Tomato production has been phenomenal this year. I can’t recall a growing season that has produced as much fruit as this one has. Not only has the quantity been unprecedented, the quality has been just as good. The flavor from the Better Boys, Arkansas Travelers, and the Ozark Pinks have made for some of the best BLT’s I’ve ever had. However, as Jim Stafford relates in one of his more popular songs, “all good things must come to an end” and so slows the production and quality of the tomato crop each week as summer begins to fade. There are more cracks, less fruit set, and smaller tomatoes, each day, so savor now what will be gone before you know it.
As these changes become more and more prevalent, this also indicates that it’s time for another season of “Outdoors in the Sun.” I can’t recall how long I have been blessed with the opportunity to bring stories from the swamps, ridges, and fields to you, but it has been quite the journey. I will have to do a little research to remind me of the timeline.
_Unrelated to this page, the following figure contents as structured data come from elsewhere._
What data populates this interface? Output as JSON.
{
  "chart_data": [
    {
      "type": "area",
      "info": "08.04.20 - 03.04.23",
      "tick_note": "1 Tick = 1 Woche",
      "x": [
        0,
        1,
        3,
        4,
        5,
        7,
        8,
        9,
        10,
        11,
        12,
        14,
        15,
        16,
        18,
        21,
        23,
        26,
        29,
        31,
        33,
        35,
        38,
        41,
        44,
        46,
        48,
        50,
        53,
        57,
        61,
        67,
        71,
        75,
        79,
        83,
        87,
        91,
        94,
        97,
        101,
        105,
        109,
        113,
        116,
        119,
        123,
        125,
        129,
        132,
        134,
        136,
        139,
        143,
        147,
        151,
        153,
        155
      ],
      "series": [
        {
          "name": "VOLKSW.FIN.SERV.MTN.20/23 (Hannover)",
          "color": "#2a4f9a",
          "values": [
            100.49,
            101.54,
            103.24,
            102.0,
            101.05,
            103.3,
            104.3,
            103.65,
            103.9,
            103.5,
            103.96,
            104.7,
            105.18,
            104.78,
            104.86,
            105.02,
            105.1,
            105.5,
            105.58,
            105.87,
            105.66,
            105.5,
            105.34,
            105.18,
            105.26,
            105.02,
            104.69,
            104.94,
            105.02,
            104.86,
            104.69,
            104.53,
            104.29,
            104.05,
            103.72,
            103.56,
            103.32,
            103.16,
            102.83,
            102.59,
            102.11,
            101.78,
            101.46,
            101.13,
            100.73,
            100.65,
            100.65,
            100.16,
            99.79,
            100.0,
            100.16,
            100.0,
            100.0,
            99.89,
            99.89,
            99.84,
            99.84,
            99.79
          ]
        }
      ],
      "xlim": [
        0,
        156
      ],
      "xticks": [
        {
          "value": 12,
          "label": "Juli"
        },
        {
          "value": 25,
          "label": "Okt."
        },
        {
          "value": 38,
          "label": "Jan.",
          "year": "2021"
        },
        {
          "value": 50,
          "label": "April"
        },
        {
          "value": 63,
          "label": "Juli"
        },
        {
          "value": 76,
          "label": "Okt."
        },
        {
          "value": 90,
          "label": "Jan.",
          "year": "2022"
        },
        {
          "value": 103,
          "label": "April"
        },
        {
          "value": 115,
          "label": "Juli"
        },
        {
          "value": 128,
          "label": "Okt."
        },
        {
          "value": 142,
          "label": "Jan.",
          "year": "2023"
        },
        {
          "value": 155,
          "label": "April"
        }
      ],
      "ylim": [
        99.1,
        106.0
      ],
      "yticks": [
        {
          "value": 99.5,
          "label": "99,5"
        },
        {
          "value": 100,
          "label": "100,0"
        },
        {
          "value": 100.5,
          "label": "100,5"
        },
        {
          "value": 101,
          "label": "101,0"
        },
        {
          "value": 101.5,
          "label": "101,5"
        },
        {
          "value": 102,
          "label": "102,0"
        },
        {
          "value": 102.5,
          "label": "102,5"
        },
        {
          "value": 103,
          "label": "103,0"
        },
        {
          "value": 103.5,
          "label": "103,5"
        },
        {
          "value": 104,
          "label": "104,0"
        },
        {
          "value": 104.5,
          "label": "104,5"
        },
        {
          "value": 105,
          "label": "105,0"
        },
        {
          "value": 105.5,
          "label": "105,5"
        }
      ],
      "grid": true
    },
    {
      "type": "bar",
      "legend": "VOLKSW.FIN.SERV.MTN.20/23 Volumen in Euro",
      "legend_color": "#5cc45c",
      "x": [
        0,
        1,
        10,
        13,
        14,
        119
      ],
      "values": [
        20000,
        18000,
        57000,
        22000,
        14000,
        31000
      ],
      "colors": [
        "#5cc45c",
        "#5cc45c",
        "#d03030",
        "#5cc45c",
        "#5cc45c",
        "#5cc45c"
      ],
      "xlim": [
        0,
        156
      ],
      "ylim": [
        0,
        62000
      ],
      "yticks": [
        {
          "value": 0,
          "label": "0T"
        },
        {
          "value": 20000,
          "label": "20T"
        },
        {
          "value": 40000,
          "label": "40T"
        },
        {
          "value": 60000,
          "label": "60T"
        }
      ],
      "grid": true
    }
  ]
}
In the past, I have written about not only actual experiences from the field regarding the outdoors, but more recently I have been building a platform inviting you to think about our world and environment and what we do with it, both good and bad.
Some of our readers have commented that they like the actual stories from the mountain, the blind, and the canyon, and what each excursion brings in the form of an experience. Others have brought to our attention that they enjoy the more philosophical approach to what nature really offers, not only to our well-being, but for our inner souls as well. I suppose that’s why Baskin-Robins offers 31 flavors, so I will continue to do the same and invite you to join me each week as I bring a bit of reading enjoyment and entertainment to your dens and firesides.
We are certainly experiencing uncertain times in our world today. A worldwide pandemic, social unrest, economic throes, and worries regarding our future, are just a few issues that can’t help but weigh heavily upon each of us. I will do my best to refrain from adding to the stress of everyday life by harping on these unpleasantries. Instead, I hope to, through my writing, extend an invitation to you to step back and absorb what is offered if you will only accept it. I hope you see much more than just a fallen persimmon lying on the Earth, but also think about what else it may represent.
When the leaves begin to abscise from the tips of branches, understand the true significance of the change and not just acknowledge it as plant debris drifting to the soil. Take the time to intensely study the petals of the goldenrod and coreopsis. Slow down enough to walk out and admire the soon to be blooming spider lilies. They’ll be here before you know it. I suppose I’m also inviting you to enjoy something for yourself as time in this world, as we know it, is passing quickly.
My jars of pear preserves are nestled tightly in the pantry, and there will be plenty of biscuits and coffee bringing a new aroma to my kitchen over the coming months. Stack your firewood, get ready to bring that weathered jacket or sweater from the closet, and wait on the sting to your cheeks from an arctic wind bringing skeins of snow geese southward. The time is upon us. Thank you again for another opportunity write for you, it’s going to be a good one!